Once upon a time I wrote long and rambling journal entries long hand in spiral notebooks. I filled one after another with my thoughts, my dreams, my memories and my desires. Eventually I bought a typewriter and wrote with that, not quite so much as when I wrote long hand, but many thousands of words and I wrote many pages each day. Then one day I got a computer, because with a computer I could easily edit my writing and supposedly write more readable prose. This was true for a time.
But the computer eventually came to be connected to the internet, and on the internet began to appear distractions of all sorts.

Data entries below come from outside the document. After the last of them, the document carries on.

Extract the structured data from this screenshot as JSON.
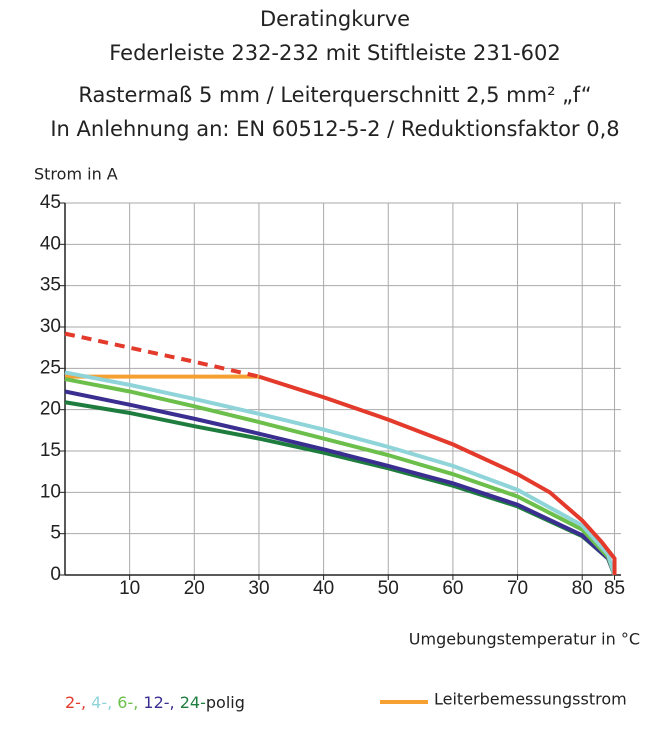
{
  "chart_data": {
    "type": "line",
    "title": [
      "Deratingkurve",
      "Federleiste 232-232 mit Stiftleiste 231-602",
      "Rastermaß 5 mm / Leiterquerschnitt 2,5 mm² „f“",
      "In Anlehnung an: EN 60512-5-2 / Reduktionsfaktor 0,8"
    ],
    "y_label": "Strom in A",
    "x_label": "Umgebungstemperatur in °C",
    "xlim": [
      0,
      86
    ],
    "xticks": [
      10,
      20,
      30,
      40,
      50,
      60,
      70,
      80,
      85
    ],
    "ylim": [
      0,
      45
    ],
    "yticks": [
      0,
      5,
      10,
      15,
      20,
      25,
      30,
      35,
      40,
      45
    ],
    "grid": true,
    "legend_suffix": "polig",
    "series": [
      {
        "name": "2-,",
        "color": "#e33a2b",
        "dashed_below_x": 30,
        "x": [
          0,
          10,
          20,
          30,
          40,
          50,
          60,
          70,
          75,
          80,
          83,
          85,
          85
        ],
        "values": [
          29.2,
          27.5,
          25.8,
          24.0,
          21.5,
          18.8,
          15.8,
          12.2,
          10.0,
          6.6,
          4.0,
          2.0,
          0
        ]
      },
      {
        "name": "4-,",
        "color": "#8fd4d8",
        "x": [
          0,
          10,
          20,
          30,
          40,
          50,
          60,
          70,
          80,
          84,
          85
        ],
        "values": [
          24.5,
          23.0,
          21.3,
          19.5,
          17.6,
          15.5,
          13.2,
          10.3,
          6.0,
          2.5,
          0
        ]
      },
      {
        "name": "6-,",
        "color": "#6cbf4a",
        "x": [
          0,
          10,
          20,
          30,
          40,
          50,
          60,
          70,
          80,
          84,
          85
        ],
        "values": [
          23.7,
          22.2,
          20.4,
          18.5,
          16.5,
          14.5,
          12.2,
          9.5,
          5.5,
          2.2,
          0
        ]
      },
      {
        "name": "12-,",
        "color": "#3a2f90",
        "x": [
          0,
          10,
          20,
          30,
          40,
          50,
          60,
          70,
          80,
          84,
          85
        ],
        "values": [
          22.2,
          20.6,
          18.9,
          17.1,
          15.2,
          13.2,
          11.1,
          8.5,
          4.8,
          2.0,
          0
        ]
      },
      {
        "name": "24-",
        "color": "#1e7d3e",
        "x": [
          0,
          10,
          20,
          30,
          40,
          50,
          60,
          70,
          80,
          84,
          85
        ],
        "values": [
          20.9,
          19.6,
          18.0,
          16.5,
          14.8,
          12.9,
          10.8,
          8.3,
          4.7,
          2.0,
          0
        ]
      }
    ],
    "reference_line": {
      "name": "Leiterbemessungsstrom",
      "color": "#f5a030",
      "x": [
        0,
        30
      ],
      "values": [
        24,
        24
      ]
    }
  }
}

First among the distractions was something called "Newsgroups" where I could have conversations with strangers about various subjects. Along with conversations were newsgroups where people posted pictures and I spent way too much time downloading thousands of sci-fi and fantasy paintings that I still have on my computer today. Then there were groups where pirated music was posted and I downloaded thousands of songs.
Next came the world wide web, with blogs and news sites and all the linked information that is available in the world. I started a blog and my writing went from paper to word-processor to the web, and the number of words and the amount of thought I gave to them declined further and further as I succumbed to the distractions and temptations of the web.

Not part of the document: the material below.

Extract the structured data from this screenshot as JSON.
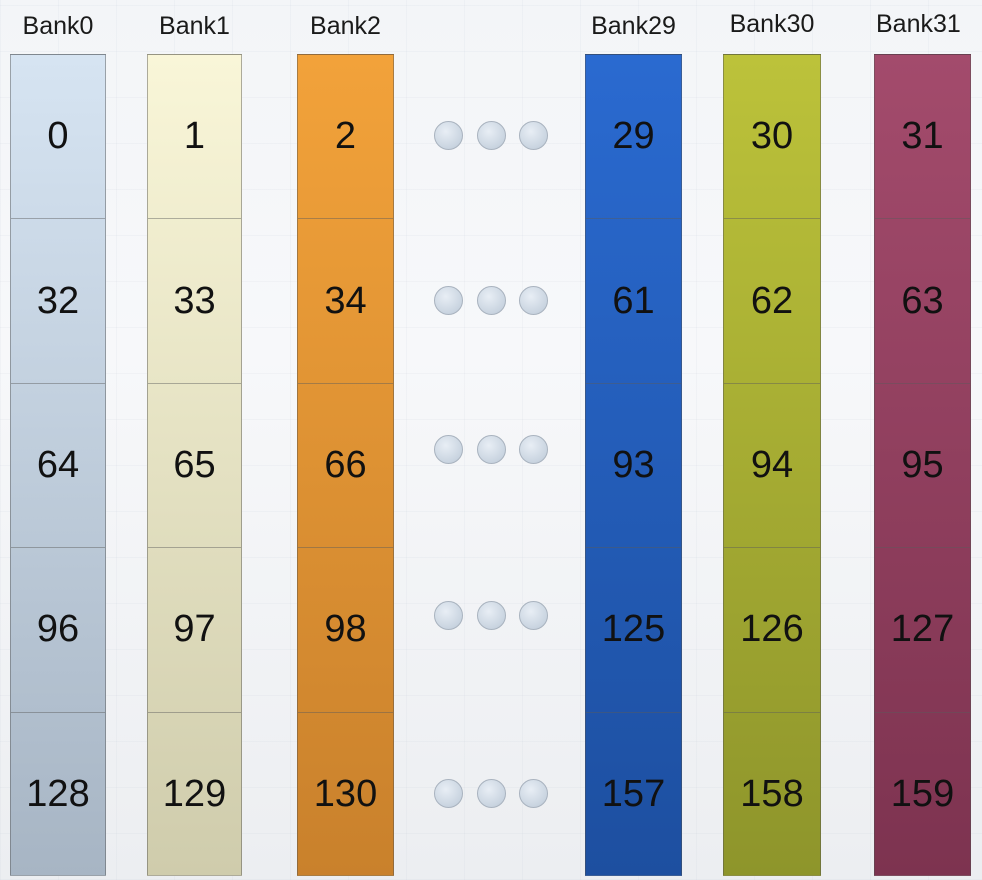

Then there was my final downfall, Facebook. First I linked to my blog, then I wrote shorter and shorter posts about my thoughts, then it was pictures of my family and what I was doing and eventually it was just reposting "memes" other people made that expressed some superficial thought of the moment, mostly negative and often vulgar and always anti-government.
Over the years I went from spending most of my free time thinking, reading books and writing to spending most of my free time posting to Facebook and "liking" other people's posts.
A number of times I attempted to rein in this habit, to restrict the amount of time I spent on the computer, to only post and read on Facebook for an hour a day for example, it never worked. Time after time I declared loudly to all that I was finished with Facebook and was leaving. Over and over I closed down my account only to come back after a day or two or a week or two when I was really determined.
Of late I have resumed writing almost exclusively with a pen on paper, loose leaf sheets rather than sprial notebooks because I can lay them flat on my desk and I prefer that over the lump of metal on the side of the page. But still I have not spent the time writing and reading and more importantly, just sitting quietly and thinking, that I once did.
Finally though I think I have made a breakthrough. Father Hezekias, my priest and spritiual Father, has noticed what I post to Facebook and the negative spirit, and coarse language I have been using there, and has more than once advised me to leave that medium. Today he pulled me aside after Divine Liturgy and advised that again. I am taking this advice to heart, first of all because the spiritual impact of being on Facebook is horrible to me. I'm not saying it's bad for everyone, but it most certainly is for me. But in addition to the spiritual aspect there is the fact that it is the end point of a dark downward spiral in my mental life in general. From a thinker and dreamer and writer I became a "reactor" who clicked a thumbs up or a smiling face to indicate I like something. I am ashamed of how low I've stooped over the last few years. Starting at this moment, on this day, I'm finished with most of the internet. I'll keep this blog, of course, and I'll post pictures of the family to Instagram, at least for now. But I hope that I will again return to thinking and writing and reading, maybe even just sitting quietly alone and listening to music with complete focus on the sounds, not just as background noise. Really the modern digital world has been a bad thing for me I think.
Thanks for reading this far, if anyone has. I'll be back another day with more I'm sure.